VII

We use cookies. Read the Privacy and Cookie Policy

VII

Ночь черной шубой накрыла землю. Моросит густой дождик, чернозем молча всасывает хляби небесные. Тишина кажется осязаемой, звуки теряются в кромешной мокрой тьме. Ни огонька, ни светлой точки.

В келье у Елизаветы (так она называет свою избушку) тепло. Десятилинейная керосиновая лампа под зеленым абажуром освещает стол с белой скатеркой. Окна плотно завешены. Небольшая печь с плитой, вделанной в шесток, не похожа на обычные в этих местах деревенские печи. Это произведение Софрона, еще довоенное, по специальному заказу монахини. Стол, как и положено, в красном углу под божницей, перед которой теплится лампадка. Три иконы в богатых серебряных окладах. У правой стены кровать, застланная стеганым голубым одеялом, с кружевным подзором, поверх одеяла подушки в белоснежных наволочках. Рядом с кроватью у окна маленький столик, на котором стоит швейная машинка. Деревянный желтый пол застлан домоткаными дорожками.
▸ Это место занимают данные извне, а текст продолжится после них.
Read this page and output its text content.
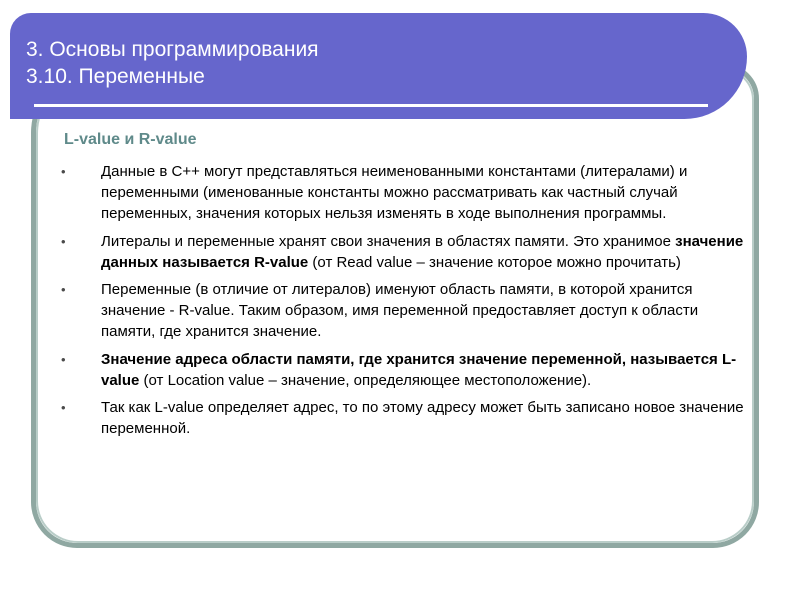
3. Основы программирования
3.10. Переменные
L-value и R-value
• Данные в С++ могут представляться неименованными константами (литералами) и переменными (именованные константы можно рассматривать как частный случай переменных, значения которых нельзя изменять в ходе выполнения программы.
• Литералы и переменные хранят свои значения в областях памяти. Это хранимое значение данных называется R-value (от Read value – значение которое можно прочитать)
• Переменные (в отличие от литералов) именуют область памяти, в которой хранится значение - R-value. Таким образом, имя переменной предоставляет доступ к области памяти, где хранится значение.
• Значение адреса области памяти, где хранится значение переменной, называется L-value (от Location value – значение, определяющее местоположение).
• Так как L-value определяет адрес, то по этому адресу может быть записано новое значение переменной.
На столе тоненько посвистывает начищенный самовар. За столом — мать Елизавета и наставник Федор. Когда-то рыжая, курчавая бородка его разрослась широким веером и стала пегой: борода переплетается с длинными волосами кирпичного колера. Буйная грива зачесана назад и спускается на плечи, на спину. Лицо отливает желтизной и слегка опухло. Густые брови нависли над выцветшими глазами. Глубокие и редкие морщины на лбу, мелкие на висках и на щеках, две резкие вертикальные над переносицей делают лицо старика строгим и нелюбимым.

Одеты они по-мирскому: на Елизавете — светлое с крупными яркими цветами платье, ловко пригнанное к сухопарой высокой фигуре, на Федоре — синяя сатиновая рубаха, заправленная в полосатые брюки.
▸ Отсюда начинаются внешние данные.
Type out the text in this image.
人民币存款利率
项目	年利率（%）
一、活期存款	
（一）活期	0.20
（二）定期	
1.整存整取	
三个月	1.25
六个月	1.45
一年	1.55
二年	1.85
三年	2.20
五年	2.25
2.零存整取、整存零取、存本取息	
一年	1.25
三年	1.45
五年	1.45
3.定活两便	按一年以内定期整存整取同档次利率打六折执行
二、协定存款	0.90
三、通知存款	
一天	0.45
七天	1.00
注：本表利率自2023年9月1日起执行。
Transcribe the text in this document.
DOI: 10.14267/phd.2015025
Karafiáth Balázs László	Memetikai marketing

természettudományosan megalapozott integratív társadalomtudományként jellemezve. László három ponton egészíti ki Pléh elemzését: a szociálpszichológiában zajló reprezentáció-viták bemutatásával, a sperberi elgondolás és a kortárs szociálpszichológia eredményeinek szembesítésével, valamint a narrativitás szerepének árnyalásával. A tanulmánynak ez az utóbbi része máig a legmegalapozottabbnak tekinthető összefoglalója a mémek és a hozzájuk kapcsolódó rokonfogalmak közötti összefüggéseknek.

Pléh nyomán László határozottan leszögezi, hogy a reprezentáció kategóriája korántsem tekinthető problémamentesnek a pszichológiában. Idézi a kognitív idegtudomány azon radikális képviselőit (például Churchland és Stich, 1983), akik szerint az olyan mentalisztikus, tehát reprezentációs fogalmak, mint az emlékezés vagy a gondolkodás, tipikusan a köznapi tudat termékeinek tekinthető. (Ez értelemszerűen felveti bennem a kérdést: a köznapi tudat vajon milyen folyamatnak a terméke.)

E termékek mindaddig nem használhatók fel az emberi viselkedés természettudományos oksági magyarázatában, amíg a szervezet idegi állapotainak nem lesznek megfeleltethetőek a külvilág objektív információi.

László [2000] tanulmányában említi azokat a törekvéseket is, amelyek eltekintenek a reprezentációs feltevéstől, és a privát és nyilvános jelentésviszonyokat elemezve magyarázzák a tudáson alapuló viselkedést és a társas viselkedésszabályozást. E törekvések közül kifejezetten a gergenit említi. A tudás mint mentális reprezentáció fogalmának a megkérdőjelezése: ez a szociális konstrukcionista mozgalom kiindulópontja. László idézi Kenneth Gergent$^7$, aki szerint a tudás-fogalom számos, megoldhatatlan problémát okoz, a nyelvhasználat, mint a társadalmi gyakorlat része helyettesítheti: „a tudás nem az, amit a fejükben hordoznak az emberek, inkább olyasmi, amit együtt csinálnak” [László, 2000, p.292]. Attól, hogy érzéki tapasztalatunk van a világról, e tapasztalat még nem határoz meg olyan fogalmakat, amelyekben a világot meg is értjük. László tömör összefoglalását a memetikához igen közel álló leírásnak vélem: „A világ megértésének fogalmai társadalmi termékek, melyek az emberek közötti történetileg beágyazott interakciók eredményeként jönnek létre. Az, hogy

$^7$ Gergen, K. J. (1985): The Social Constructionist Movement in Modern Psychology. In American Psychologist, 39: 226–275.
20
Рядом с самоваром графин с водкой, два граненых стакана и обильная закуска. Выпивают, закусывают и молчат. Поговорить бы, да не о чем — все сказано-пересказано. Федор снова тянется к графину. Елизавета лениво тянет:

— А не хватит?

— Не дошло еще. И ты выпьешь?

Елизавета промолчала. Федор наливает себе полный стакан, ей половину. Она сама доливает вровень с краями и залпом осушает. Федор пьет мелкими глотками, не торопясь, с протягом. Видимо, дошло. Глаза у обоих замаслились. У Елизаветы на щеках проступил румянец. Старик вплотную подвинулся к ней и обнял за плечи.
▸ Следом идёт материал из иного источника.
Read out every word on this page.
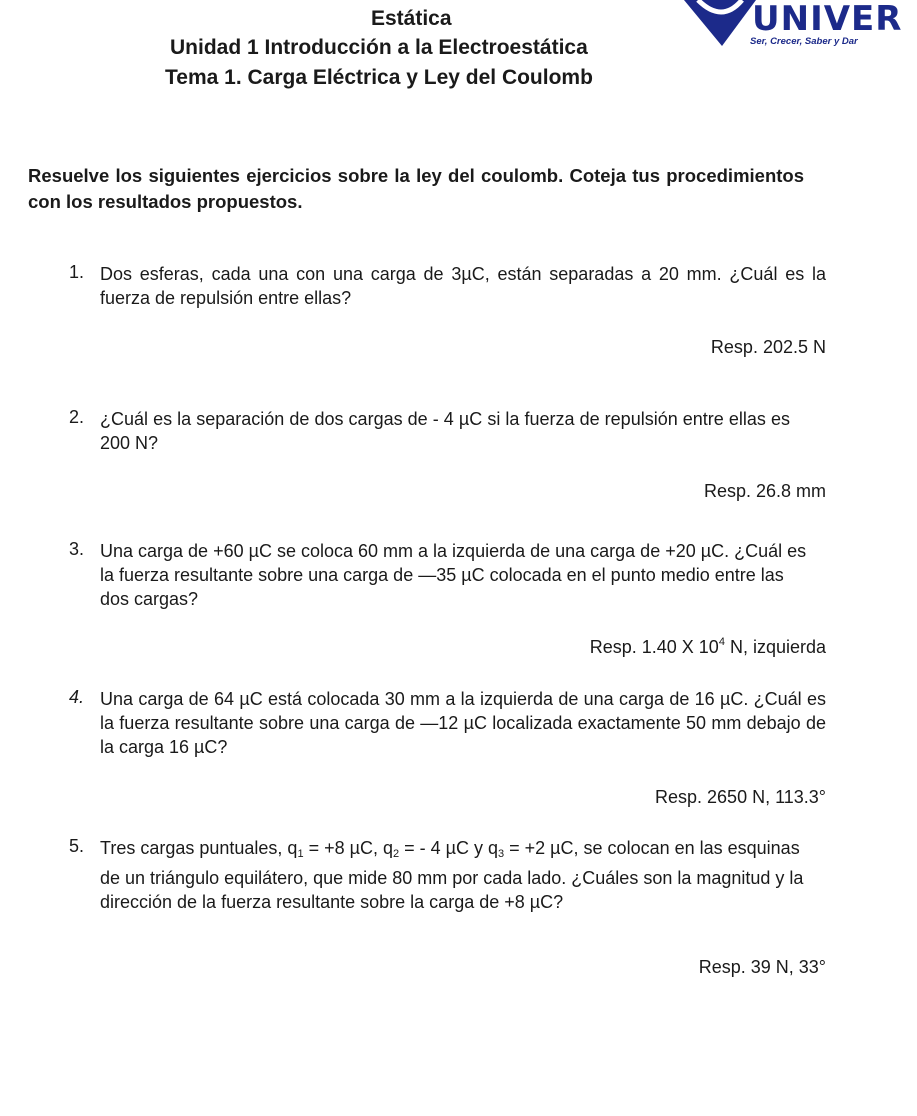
Estática
Unidad 1 Introducción a la Electroestática
Tema 1. Carga Eléctrica y Ley del Coulomb
UNIVER
Ser, Crecer, Saber y Dar
Resuelve los siguientes ejercicios sobre la ley del coulomb. Coteja tus procedimientos con los resultados propuestos.
1. Dos esferas, cada una con una carga de 3µC, están separadas a 20 mm. ¿Cuál es la fuerza de repulsión entre ellas?
Resp. 202.5 N
2. ¿Cuál es la separación de dos cargas de - 4 µC si la fuerza de repulsión entre ellas es 200 N?
Resp. 26.8 mm
3. Una carga de +60 µC se coloca 60 mm a la izquierda de una carga de +20 µC. ¿Cuál es la fuerza resultante sobre una carga de —35 µC colocada en el punto medio entre las dos cargas?
Resp. 1.40 X $10^4$ N, izquierda
4. Una carga de 64 µC está colocada 30 mm a la izquierda de una carga de 16 µC. ¿Cuál es la fuerza resultante sobre una carga de —12 µC localizada exactamente 50 mm debajo de la carga 16 µC?
Resp. 2650 N, 113.3°
5. Tres cargas puntuales, $q_1 = +8$ µC, $q_2$ = - 4 µC y $q_3 = +2$ µC, se colocan en las esquinas de un triángulo equilátero, que mide 80 mm por cada lado. ¿Cuáles son la magnitud y la dirección de la fuerza resultante sobre la carga de +8 µC?
Resp. 39 N, 33°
— Спой, Лизанька, мою любимую.

У Лизаньки голос напевный и упрашивать ее не надо. Она затянула:

Запад угас и лучи догорели

За дальней угрюмой скалой,

О чем так тревожно дубы прошумели

И шепчется ветер с листвой?

У Федора пьяные слезы падают на бороду.

— Эх, Лизка! А ведь жизнь-то уходит. А впереди...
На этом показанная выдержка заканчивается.